Le luxe et la cuisine à la française sont particulièrement bien perçus à l’international. Notre ambition est de renforcer nos positions en Europe, tout en consolidant notre présence sur des marchés porteurs tels que la Grande-Bretagne, les États-Unis, le Canada et le Mexique. Le moment est opportun pour se développer en Amérique du Nord, nos produits se distinguant par leur caractère innovant. Nous avons ouvert une filiale au Canada il y a un an et prévoyons d’en implanter deux autres, en Grande-Bretagne et au Mexique. Le choix du Canada s’est imposé en raison de sa simplicité d’accès par rapport aux États-Unis. Quant à la Grande-Bretagne, elle est devenue incontournable depuis le Brexit : pour exporter de façon fiable et sans aléas administratifs, il est préférable d’être implanté localement. Le Mexique, de son côté, nous a sollicités pour que nous exportions nos produits sur son marché.

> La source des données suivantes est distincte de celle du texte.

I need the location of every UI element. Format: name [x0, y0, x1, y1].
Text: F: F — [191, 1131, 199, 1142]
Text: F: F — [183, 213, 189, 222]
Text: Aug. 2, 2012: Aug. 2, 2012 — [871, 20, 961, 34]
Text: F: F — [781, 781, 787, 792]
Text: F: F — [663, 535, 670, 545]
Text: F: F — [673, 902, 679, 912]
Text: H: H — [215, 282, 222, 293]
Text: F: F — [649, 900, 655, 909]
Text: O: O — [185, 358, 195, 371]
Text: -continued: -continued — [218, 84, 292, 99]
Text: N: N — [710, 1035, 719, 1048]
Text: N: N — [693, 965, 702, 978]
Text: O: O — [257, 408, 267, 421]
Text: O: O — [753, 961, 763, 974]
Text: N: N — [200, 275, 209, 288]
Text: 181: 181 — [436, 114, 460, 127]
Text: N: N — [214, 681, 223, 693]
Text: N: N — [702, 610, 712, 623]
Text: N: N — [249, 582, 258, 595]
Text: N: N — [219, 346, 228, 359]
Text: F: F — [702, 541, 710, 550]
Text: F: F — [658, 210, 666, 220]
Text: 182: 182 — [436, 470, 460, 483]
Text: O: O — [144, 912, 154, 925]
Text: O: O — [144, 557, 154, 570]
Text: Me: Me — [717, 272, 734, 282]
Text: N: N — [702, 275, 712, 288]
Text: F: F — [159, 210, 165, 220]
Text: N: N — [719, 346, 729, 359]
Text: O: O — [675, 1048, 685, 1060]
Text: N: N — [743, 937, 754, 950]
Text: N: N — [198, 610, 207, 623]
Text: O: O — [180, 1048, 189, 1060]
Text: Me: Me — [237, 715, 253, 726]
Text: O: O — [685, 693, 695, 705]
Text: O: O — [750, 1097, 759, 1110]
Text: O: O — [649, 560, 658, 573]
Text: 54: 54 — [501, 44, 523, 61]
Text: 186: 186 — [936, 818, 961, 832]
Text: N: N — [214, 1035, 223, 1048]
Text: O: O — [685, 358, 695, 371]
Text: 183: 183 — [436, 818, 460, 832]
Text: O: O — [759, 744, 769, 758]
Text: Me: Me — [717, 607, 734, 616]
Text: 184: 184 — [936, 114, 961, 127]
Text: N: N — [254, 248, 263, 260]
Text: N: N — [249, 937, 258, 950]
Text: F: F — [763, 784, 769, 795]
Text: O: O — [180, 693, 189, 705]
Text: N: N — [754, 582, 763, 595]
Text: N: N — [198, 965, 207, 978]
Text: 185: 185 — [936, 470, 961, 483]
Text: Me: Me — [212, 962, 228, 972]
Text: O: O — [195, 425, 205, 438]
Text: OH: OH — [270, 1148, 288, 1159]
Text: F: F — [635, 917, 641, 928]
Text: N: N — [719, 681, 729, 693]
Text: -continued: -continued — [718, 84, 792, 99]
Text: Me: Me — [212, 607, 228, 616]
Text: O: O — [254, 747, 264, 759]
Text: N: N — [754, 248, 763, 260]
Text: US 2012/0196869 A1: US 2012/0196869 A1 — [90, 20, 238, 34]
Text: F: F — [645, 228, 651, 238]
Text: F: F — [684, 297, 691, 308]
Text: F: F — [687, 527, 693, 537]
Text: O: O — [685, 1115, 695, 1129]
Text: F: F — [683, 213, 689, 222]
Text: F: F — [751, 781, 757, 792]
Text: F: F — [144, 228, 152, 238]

"Les Américains ne travaillent pas à l’importation : ils attendent que les produits soient directement disponibles sur leur territoire"

Nous sommes par ailleurs en cours de finalisation de l’agrément nécessaire pour commercialiser nos produits aux États-Unis, où nous prévoyons également d’ouvrir une filiale. Car les Américains ne travaillent pas à l’importation : ils attendent que les produits soient directement disponibles sur leur territoire. Ces ouvertures ont aussi pour objectif de réduire notre dépendance aux importateurs, dont les exigences entraînent des coûts d’emballage élevés. Avoir des filiales à l’étranger nous permet de mieux maîtriser nos exportations et d’entretenir un contact direct avec nos clients. Jusqu’à présent basés en France, nos commerciaux seront désormais présents sur place pour traiter directement ces marchés et ces clients à haut potentiel.

Vous innovez régulièrement et avez notamment investi en 2024 dans une nouvelle ligne de production en briques ?

Si nous ne souhaitons pas nous diversifier dans les croquettes sèches, nous allons continuer à innover dans les produits humides. Jusqu’à maintenant, nous ne travaillions que sur des produits complets, mais souhaitons dorénavant proposer des produits complémentaires comme des sauces ou des morceaux, des produits de snacking et de topping. Notre service R & D, qui compte huit collaborateurs, travaille sur différentes solutions de produits. En septembre 2024, nous avons par exemple lancé la ligne "briques". Cela nous permet d’aller chercher des contenants plus gros, notamment pour les chiens. Ce conditionnement en carton multicouche s’impose comme un concurrent direct des boîtes de conserve, dont le marché est en déclin. Sorte de conserve moderne, elle présente plusieurs atouts : elle est recyclable et optimisée d’un point de vue logistique et donc particulièrement adaptée au e-commerce et aux cartons. C’est enfin un support anthropomorphique, autrement dit un produit qui se rapproche davantage des habitudes de consommation humaines.